Not someone I have in mind necessarily, but having been on nights out etc I don't think it wouldn't be particularly difficult to just engage of a bit of a fling, even just a dance/kiss - just to feel something! I wouldn't even dream of or entertain another relationship or introducing anyone to the DC. Definitely want to stay single but craving a bit of unattached (and safe) fun!

I still very much respect my husband and would not want to cause him pain, even though I have been living with emotional neglect for years. We are just very different people I suppose.

OP posts:
Howsoonistoosoon · 12/08/2023 16:10

This made me howl, thank you 😂

OP posts:
Howsoonistoosoon · 12/08/2023 16:12

@Newusernameaug sorry that howl comment was for you. Cheered me right up!

OP posts:
Howsoonistoosoon · 12/08/2023 16:15

@Thirder this is very sage advice. The only thing is we practically live different lives already. Between work (me 9-5, him alternating shift work) and him not wanting to do anything socially with me or the kids, it's like we're in a co-parent situation already. I have my life, work, training, friends, he has his work and his holidays with his friends. We never cone together for anything any more. It's just really sad, but it's not for the want of trying that I'm ending it. I've engaged in counselling twice the last couple of years etc and he just won't do anything. I think it's a relief for him too

OP posts:
SamW98 · 12/08/2023 16:20

I would say if you just want a fling/casual sex thing then go for it.

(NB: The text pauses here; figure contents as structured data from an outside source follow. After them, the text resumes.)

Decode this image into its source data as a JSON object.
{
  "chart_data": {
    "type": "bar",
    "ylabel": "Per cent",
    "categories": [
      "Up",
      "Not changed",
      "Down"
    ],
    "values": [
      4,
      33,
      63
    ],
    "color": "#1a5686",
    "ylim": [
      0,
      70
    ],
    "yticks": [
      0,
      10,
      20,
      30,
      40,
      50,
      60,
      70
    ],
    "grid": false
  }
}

Be more wary about jumping into a relationship quickly though - rebounds are often the wrong person for the wrong reasons.

AvidMerrian · 12/08/2023 16:23

I think be careful. My STBXH thought he was being so discreet but he really wasn’t, each of the children had separately found out information because he was caught up in that heady ‘just feeling’ phase. Plus it was obvious from his Fucking Smirk.

Don’t put yourself in a position where it can be used against you. Having a little flirt to keep fires stoked is one thing. Leaving yourself open to “she was always only a slut” is quite another.